Crimen pasajero
Germán Cáceres

La vio venir corriendo sin ningún motivo, ya que taxis había de sobra: era el primero de una larga cola que ocupaba la cuadra entera.

Se trataba del tipo de chica que le gustaba: unos kilos de más, bien dotada de pechos y esa vitalidad que señalaba sus vehementes ganas de vivir.

Llevaba una remera ajustada y jeans azules, una mochilita colgando de la espalda y una valija de cuero.

–Hasta Paso y Ricchieri, en Ciudadela –ordenó su voz ronca de fumadora.

–¿Vamos por la Autopista? –le preguntó. Estaba muy excedido de peso, pero la grasa se le había amontonado tanto en la cadera como en la abultada papada que convertía su cara en un triángulo.

–Sí, por supuesto.

El hombre conducía pensativo, como si estuviera preocupado por un problema.

–¿Sabés que no ubico las calles? –comentó mirándola por el espejo retrovisor–. Después de bajar en Gaona, ¿hay que doblar a la izquierda o a la derecha?

–A la derecha –explicó la chica lanzando una sonrisa cómplice y a la vez desafiante.

–¿Entonces...? –exclamó el taxista abriendo desmesuradamente los ojos.

–Sí, afirmativo, queda en Fuerte Apache –dijo la chica como sobrándolo.

El taxi estacionó en la calle Lima. El conductor se dio vuelta y con una mirada que exhalaba una inquebrantable resolución gritó:

–¡Yo allí no entro!

La chica frunció el entrecejo mostrando energía.

–No tiene por qué tener miedo. Allá me espera una asistenta social para hacer un reportaje, así que no nos van a tocar.

–No quiero morir asesinado. No sería el primero en entrar en esos monoblocks para no salir nunca más.

–A la asistente social los habitantes de la zona la respetan, es su contacto con el exterior. Están convencidos de que ella quiere ayudarlos.

El hombre seguía serio. Los ojos de la chica emitieron un destello: al parecer había encontrado una solución.

–¿ Y si cuando sale de Fuerte Apache lo acompaña la asistente?

El hombre daba la impresión de haber tomado una decisión.

–Lo máximo que puedo hacer es dejarte a la entrada de Fuerte Apache, justo cuando termina el descampado.

–¡Listo! –respondió la chica no permitiendo que se le escapase esa oportunidad.

El taxi siguió por Lima y luego subió a la Autopista.

–¿Y qué vas a preguntarles a esos villeros?

–Sobre sus graffiti –contestó con entusiasmo–. Esos escritos testimonian sus mitos y también su pertenencia a una tribu social.

–¡Estupideces! –vociferó el hombre con una expresión hostil que remarcaba sus gruesos labios–. Habría que meterlos presos por ensuciar las paredes.

–Sin embargo, el tema debe interesar, sino el diario no me hubiera enviado con la Nikon que llevo en la valija.
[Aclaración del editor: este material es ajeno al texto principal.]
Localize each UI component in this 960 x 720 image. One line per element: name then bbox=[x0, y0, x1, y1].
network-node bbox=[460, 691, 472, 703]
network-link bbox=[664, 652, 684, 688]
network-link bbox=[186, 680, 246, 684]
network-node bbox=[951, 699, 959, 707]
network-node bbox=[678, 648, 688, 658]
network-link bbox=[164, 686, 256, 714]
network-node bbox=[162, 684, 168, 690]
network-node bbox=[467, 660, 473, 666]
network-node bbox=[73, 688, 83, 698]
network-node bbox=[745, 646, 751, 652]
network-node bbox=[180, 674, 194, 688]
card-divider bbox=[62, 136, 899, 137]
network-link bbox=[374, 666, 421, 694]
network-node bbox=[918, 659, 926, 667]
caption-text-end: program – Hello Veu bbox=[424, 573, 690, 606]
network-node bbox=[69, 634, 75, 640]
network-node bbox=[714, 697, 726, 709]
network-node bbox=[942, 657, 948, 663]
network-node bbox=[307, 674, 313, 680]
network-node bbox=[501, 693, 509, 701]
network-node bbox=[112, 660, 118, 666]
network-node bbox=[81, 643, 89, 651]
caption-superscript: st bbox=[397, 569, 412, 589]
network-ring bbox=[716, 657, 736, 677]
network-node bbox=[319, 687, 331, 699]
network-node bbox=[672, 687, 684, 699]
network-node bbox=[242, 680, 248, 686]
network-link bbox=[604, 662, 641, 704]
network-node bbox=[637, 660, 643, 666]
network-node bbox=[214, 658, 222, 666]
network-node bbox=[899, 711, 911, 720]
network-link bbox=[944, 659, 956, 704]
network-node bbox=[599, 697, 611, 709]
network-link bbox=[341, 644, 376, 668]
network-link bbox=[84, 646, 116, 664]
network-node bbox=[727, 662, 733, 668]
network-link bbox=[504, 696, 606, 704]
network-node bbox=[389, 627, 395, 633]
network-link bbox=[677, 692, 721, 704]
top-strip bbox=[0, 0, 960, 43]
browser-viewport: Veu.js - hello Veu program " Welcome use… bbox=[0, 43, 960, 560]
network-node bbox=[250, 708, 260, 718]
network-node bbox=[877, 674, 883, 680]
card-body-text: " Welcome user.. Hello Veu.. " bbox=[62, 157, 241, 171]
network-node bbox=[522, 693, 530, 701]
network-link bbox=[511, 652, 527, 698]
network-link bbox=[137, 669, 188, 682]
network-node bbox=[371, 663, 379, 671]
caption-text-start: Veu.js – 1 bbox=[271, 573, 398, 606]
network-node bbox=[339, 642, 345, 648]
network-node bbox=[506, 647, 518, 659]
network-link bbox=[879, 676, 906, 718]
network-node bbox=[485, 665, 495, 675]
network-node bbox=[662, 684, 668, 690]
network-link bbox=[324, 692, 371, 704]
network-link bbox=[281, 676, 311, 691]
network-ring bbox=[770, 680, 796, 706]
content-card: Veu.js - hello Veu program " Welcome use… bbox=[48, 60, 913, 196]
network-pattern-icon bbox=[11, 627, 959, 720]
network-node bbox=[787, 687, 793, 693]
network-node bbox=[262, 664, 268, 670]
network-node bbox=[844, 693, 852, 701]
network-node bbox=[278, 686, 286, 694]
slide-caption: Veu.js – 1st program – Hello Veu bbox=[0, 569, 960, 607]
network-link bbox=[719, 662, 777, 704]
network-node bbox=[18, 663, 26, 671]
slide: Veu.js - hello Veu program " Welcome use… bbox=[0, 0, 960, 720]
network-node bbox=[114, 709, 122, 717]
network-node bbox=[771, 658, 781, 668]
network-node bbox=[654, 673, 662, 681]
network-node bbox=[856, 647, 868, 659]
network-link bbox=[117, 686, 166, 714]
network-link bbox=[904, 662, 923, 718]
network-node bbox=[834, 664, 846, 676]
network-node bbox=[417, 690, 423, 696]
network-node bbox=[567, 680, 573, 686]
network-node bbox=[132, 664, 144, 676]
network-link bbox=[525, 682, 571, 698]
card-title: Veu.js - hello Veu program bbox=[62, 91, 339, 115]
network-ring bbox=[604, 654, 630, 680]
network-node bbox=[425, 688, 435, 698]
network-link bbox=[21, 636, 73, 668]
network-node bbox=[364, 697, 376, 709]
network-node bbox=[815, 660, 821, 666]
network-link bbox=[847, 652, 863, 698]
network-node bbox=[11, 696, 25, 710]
Quieren un buen material gráfico.

–¡Los diarios y la televisión sólo sirven para tirar basura a la gente!

La chica optó por mantenerse callada. El tipo encendió la radio en una emisora que estaba transmitiendo un tango.

–¡Mirá! ¡Esto sí que vale! –proclamó manejando con la mano derecha mientras lanzaba ademanes aprobatorios con la izquierda–. Es Alberto Castillo y la orquesta de Ricardo Tanturi.

–A mí también me gusta el tango –quiso protestar la chica–. Y voy a proponerle al diario un artículo sobre la década del cuarenta.

–Me alegro.

El paisaje de la ciudad pasaba velozmente por las ventanillas, como si se tratara de una proyección cinematográfica.

Cuando apareció la Autopista del Oeste, el taxista giró hacia la bajada que llevaba a Gaona.

Después de tres tangos más y de atravesar un descampado, el automóvil se detuvo.

–Llegamos –avisó el hombre. Luego agregó–: Son dieciocho pesos más dos del peaje.

La periodista se descolgó la mochila de la espalda, la abrió y sacó una billetera. De improviso, sintió un fuerte dolor de cabeza, como una perforación, y nada más.

El taxista ocultó el revólver en la guantera. Después, agarró la valija con la cámara, quitó el reloj de la muñeca de la chica y –con expresión de asco por lo poco que había– el dinero de la billetera.

Puso el auto en marcha y se metió en una barrio de monoblocks que exhibían sin pudor la ausencia de mantenimiento. Frenó frente a uno de los tantos corredores que conectaban los edificios entre sí al ver que no pasaba nadie.

Descendió del coche, abrió la puerta de atrás y de un solo envión tiró a la periodista en el desolado pasaje. Luego arrancó en dirección a la Capital.